Mark Edwards' In My Opinion: Stall basketball seems OK in this situation
by Mark Edwards
Feb 19, 2014 | 1896 views |  0 comments | 46 46 recommendations | email to a friend | print
Typically, a 15-2 score in a high school varsity basketball game would turn my stomach, but in the case of the AISA AAA girls championship game, it's an interesting story how two teams managed to combine for only 17 points.

Powerhouse Glenwood faced Lee-Scott in the title contest, marking the fourth time they faced off this season. Entering the game, Glenwood had won all three previous meetings, including the most one by 32 points with a running clock, according to the Montgomery Advertiser.

In the championship game, Glenwood made a 3-pointer to start the game, and three-time defending champion Lee-Scott responded by stalling.

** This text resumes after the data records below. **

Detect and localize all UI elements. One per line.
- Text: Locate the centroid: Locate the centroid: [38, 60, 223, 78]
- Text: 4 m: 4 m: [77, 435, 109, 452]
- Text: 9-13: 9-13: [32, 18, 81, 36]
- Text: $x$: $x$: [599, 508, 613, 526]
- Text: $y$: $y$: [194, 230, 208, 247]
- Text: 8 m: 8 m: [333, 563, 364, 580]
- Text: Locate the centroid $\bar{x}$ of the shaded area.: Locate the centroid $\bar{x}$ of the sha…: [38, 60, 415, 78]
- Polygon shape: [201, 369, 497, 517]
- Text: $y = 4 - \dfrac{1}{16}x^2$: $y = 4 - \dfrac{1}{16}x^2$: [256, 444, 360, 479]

The halftime score was 3-1. Lee-Scott didn't get out of the stall until the fourth quarter, which allowed Glenwood a chance to break double figures.

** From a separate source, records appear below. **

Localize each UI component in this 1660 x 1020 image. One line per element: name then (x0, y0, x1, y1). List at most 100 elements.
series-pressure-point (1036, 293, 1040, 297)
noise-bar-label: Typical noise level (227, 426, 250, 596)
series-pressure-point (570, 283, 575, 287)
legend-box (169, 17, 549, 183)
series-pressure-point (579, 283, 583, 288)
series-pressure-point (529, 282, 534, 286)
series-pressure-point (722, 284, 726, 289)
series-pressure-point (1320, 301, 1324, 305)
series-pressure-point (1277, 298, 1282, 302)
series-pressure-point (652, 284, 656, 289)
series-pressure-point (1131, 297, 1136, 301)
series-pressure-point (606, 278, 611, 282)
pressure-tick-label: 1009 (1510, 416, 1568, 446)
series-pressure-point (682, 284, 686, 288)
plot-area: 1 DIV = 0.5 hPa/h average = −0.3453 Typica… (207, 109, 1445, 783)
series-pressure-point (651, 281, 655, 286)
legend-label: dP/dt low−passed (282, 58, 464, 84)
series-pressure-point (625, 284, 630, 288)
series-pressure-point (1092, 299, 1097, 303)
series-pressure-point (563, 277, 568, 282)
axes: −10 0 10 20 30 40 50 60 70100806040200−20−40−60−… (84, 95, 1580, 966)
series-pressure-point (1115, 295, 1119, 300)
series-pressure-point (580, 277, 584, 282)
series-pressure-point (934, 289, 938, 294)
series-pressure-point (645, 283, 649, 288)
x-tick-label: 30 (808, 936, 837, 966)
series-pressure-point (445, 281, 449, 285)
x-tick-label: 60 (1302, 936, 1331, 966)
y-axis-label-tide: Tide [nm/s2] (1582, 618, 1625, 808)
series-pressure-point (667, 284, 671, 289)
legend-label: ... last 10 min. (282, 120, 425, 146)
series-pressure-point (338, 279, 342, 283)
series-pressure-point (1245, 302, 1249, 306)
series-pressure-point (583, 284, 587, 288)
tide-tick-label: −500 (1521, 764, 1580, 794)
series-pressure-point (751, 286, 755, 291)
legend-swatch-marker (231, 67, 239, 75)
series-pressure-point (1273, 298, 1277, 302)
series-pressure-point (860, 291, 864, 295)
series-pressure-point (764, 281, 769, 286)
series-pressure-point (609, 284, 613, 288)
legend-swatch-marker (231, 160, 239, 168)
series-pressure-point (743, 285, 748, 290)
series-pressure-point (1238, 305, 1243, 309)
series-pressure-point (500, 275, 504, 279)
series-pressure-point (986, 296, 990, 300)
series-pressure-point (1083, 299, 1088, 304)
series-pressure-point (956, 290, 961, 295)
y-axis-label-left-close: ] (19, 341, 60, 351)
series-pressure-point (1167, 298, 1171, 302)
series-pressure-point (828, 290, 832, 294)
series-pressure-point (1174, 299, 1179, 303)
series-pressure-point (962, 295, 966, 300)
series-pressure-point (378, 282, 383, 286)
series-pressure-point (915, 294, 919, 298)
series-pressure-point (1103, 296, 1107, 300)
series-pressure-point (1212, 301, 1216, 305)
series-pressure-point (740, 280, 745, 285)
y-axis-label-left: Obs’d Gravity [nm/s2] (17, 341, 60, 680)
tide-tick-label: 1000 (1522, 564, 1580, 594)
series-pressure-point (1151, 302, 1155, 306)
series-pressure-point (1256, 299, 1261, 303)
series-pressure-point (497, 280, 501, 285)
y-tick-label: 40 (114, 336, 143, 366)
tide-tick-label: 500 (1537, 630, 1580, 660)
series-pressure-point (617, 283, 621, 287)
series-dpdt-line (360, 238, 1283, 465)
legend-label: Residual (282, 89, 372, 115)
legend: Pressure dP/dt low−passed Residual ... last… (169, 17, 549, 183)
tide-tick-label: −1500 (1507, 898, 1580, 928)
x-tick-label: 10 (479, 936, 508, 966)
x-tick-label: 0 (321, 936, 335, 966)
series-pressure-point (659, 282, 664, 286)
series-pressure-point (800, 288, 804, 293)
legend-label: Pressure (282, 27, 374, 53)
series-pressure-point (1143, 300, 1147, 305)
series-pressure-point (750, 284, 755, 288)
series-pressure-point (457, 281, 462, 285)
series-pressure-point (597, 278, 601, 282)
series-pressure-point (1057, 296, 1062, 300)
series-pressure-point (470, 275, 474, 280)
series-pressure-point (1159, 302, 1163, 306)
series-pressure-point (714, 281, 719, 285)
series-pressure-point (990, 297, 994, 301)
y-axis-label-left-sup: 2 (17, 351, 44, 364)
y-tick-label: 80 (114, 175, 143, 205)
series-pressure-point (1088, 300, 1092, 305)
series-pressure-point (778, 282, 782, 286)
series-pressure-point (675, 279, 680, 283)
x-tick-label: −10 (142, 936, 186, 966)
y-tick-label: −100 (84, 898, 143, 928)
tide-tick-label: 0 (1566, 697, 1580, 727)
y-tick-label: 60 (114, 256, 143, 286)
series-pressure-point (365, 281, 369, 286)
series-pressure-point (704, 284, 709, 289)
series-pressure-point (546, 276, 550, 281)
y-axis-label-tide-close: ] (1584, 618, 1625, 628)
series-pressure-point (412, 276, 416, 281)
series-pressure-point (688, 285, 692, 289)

Lee-Scott coach Chad Prewett told the Advertiser afterward he felt Glenwood was better and he had to try something different.

Certainly, who wants to watch a team stall. But if you're a coach and trying to come up with a possible way you might beat a team that has handed you three losses already, why not stall? It's not like high school basketball has a shot clock.

Kudos to Prewett. He likely drew a good bit of criticism, including from the opposing coach. Glenwood's Julie Humphries, who told the Advertiser the previous three losses "probably hurt (Prewett's) feelings, and he had to try something different." But if you're a coach who's trying to win a championship, there's nothing wrong with using a strategy that's well within the rules.